Companies positioned at the centre of the AI ecosystem experienced explosive gains. Nvidia became one of the most powerful drivers of global equity returns. Large language models reshaped expectations for productivity, infrastructure demand and capital expenditure. A handful of mega-caps dominated index performance to an extent rarely seen in history.

This is what they call the AI boom: a period defined by extraordinary earnings growth from a small group of firms combined with remarkable expectations about the future.
But while the headlines centred on AI breakthroughs, something else was slowly happening in the offices of large investment companies. The market was becoming increasingly narrow. Passive flows concentrated capital into a shrinking set of leaders. The dispersion between the top 5 or 10 companies and the rest of the index widened. The idea that diversification alone could protect portfolios began to look uncertain.
This environment highlighted a paradox:
The stronger the AI leaders became, the weaker the rest of the market looked by comparison.
This realisation is what we see in the market in the last part of 2025. Traditional investors like Warren Buffett have grown impatient with the reckless investment times, now seeking higher cash flow and stable investments. Therefore, the AI bubble might perform CPR on the dying value investment strategy.
Why the AI Bubble May Be Reviving Traditional Investing
The AI boom did not restore traditional strategies directly. Instead, it changed the environment around them:
Higher interest rates restored the relevance of cash flow. Suddenly, companies generating real earnings again mattered. Businesses relying on distant future profits faced stricter valuation tests.
Concentration risk became impossible to ignore. Portfolios tied heavily to a small group of AI winners carried a level of single-theme risk that many institutional allocators found uncomfortable.
Traditional areas became deeply undervalued. After a decade of neglect, dividend payers, utilities, financials, and industrials traded at compelling valuations relative to their growth rates.
The early evidence shows stabilisation and tentative narrowing of the performance gap. Equal-weighted baskets show the trend clearly: growth remains ahead, but traditional sectors have stopped falling behind and have begun delivering consistent positive returns again.
The Last Six to Twelve Months: A Subtle Turning Point
Short-term performance data tells a more nuanced story than the long-term charts. Growth leaders, particularly Nvidia, still sit comfortably at the top, reflecting the continued strength of the AI theme. QQQ and TSLA also remain ahead of the market.
But the gap is no longer widening. Over the past six to twelve months, the traditional side of the market has delivered steady, positive returns. SPY is now only a little behind the growth names, and dividend-focused strategies such as VIG and VYM have stabilised after a difficult few years.

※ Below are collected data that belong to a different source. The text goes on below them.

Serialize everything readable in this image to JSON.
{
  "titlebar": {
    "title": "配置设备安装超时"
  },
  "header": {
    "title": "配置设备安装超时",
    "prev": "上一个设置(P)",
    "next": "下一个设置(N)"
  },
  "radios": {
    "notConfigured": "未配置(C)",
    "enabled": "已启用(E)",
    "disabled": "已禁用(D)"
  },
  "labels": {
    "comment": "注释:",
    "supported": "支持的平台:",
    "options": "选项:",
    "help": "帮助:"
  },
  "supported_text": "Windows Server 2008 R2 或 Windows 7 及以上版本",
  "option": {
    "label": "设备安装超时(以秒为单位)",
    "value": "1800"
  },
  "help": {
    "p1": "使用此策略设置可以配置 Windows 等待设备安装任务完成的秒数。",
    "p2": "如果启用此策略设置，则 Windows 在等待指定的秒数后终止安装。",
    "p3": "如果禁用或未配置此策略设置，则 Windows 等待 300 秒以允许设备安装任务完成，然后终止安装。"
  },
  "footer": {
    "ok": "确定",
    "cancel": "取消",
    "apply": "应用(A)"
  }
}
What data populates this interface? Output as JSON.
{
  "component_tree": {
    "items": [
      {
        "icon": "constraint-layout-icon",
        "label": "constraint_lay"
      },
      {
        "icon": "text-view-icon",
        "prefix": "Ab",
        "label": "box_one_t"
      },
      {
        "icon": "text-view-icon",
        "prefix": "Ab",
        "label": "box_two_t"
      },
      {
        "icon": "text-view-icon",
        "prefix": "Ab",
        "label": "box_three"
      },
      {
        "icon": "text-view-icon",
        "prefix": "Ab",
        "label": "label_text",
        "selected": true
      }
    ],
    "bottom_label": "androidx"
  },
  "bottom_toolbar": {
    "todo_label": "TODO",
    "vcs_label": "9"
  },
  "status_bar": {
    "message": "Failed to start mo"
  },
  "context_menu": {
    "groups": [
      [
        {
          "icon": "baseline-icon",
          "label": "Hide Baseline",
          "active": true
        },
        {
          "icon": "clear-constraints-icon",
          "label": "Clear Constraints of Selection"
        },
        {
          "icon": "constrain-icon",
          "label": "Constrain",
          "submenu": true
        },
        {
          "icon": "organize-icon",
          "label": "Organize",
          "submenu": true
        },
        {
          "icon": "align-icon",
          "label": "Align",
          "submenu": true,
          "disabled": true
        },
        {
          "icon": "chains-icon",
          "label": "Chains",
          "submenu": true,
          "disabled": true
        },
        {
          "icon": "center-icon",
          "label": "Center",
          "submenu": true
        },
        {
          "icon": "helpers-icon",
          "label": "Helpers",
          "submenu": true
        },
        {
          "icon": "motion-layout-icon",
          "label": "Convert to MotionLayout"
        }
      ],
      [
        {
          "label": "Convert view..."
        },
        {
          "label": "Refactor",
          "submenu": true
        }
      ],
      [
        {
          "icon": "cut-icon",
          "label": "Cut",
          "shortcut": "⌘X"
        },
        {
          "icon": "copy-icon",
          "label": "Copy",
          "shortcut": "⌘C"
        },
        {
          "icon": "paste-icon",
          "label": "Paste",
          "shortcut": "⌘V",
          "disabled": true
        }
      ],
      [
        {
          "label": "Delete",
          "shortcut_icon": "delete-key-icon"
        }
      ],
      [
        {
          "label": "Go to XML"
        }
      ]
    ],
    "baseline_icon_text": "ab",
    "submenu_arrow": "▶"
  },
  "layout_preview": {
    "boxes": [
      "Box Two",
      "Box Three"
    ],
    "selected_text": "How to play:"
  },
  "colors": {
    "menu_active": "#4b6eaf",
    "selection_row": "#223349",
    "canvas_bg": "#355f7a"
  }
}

This is not yet a full rotation, but it does mark the early stages of one. Growth remains in front, yet the performance spread is narrowing, and the more defensive, income-oriented parts of the market are beginning to recover.

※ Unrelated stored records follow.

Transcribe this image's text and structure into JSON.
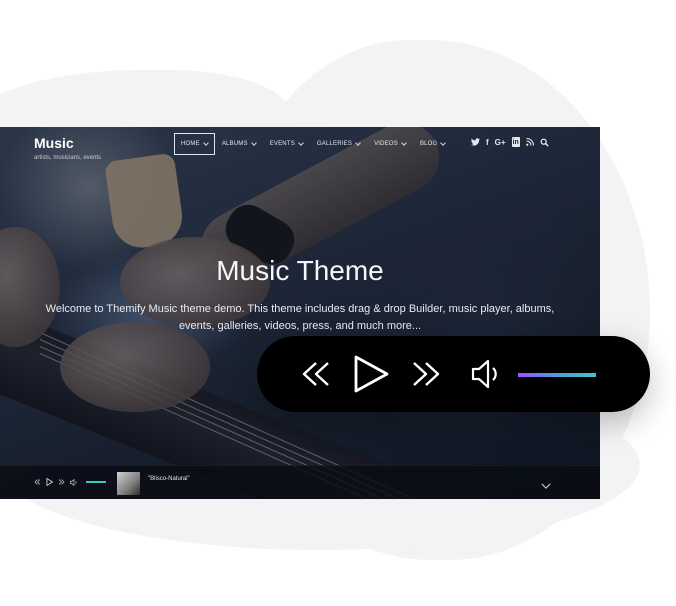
{
  "site": {
    "logo": "Music",
    "tagline": "artists, musicians, events"
  },
  "nav": {
    "items": [
      {
        "label": "HOME",
        "active": true
      },
      {
        "label": "ALBUMS",
        "active": false
      },
      {
        "label": "EVENTS",
        "active": false
      },
      {
        "label": "GALLERIES",
        "active": false
      },
      {
        "label": "VIDEOS",
        "active": false
      },
      {
        "label": "BLOG",
        "active": false
      }
    ]
  },
  "social": {
    "icons": [
      "twitter-icon",
      "facebook-icon",
      "google-plus-icon",
      "linkedin-icon",
      "rss-icon",
      "search-icon"
    ],
    "glyphs": [
      "🐦",
      "f",
      "G+",
      "in",
      ")",
      "⌕"
    ]
  },
  "hero": {
    "title": "Music Theme",
    "description": "Welcome to Themify Music theme demo. This theme includes drag & drop Builder, music player, albums, events, galleries, videos, press, and much more..."
  },
  "mini_player": {
    "track_title": "\"Blisco-Natural\""
  },
  "big_player": {
    "volume_level": 1.0,
    "colors": {
      "background": "#000000",
      "accent_start": "#a14cff",
      "accent_end": "#3ec7c0"
    }
  }
}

A Market at an Inflexion Point
We are now in an unusual moment. Growth, driven by AI, is still in command. The gains are substantial, and innovation continues to produce real economic value. Yet beneath this, the groundwork for a more balanced market is forming.
The old playbook: cash flow, valuation, profitability, and capital discipline may not reclaim leadership immediately. But it is no longer being structurally penalised by zero interest rates. Investors who once abandoned traditional strategies are revisiting them not because growth is unattractive, but because portfolios built entirely around AI-dominant mega-caps carry risks that are becoming harder to justify.
The outcome is unlikely to be a dramatic rotation. More often, such transitions occur gradually. But the combination of improved traditional performance, rising dispersion, and a maturing AI narrative suggests that the coming cycle may look very different from the last.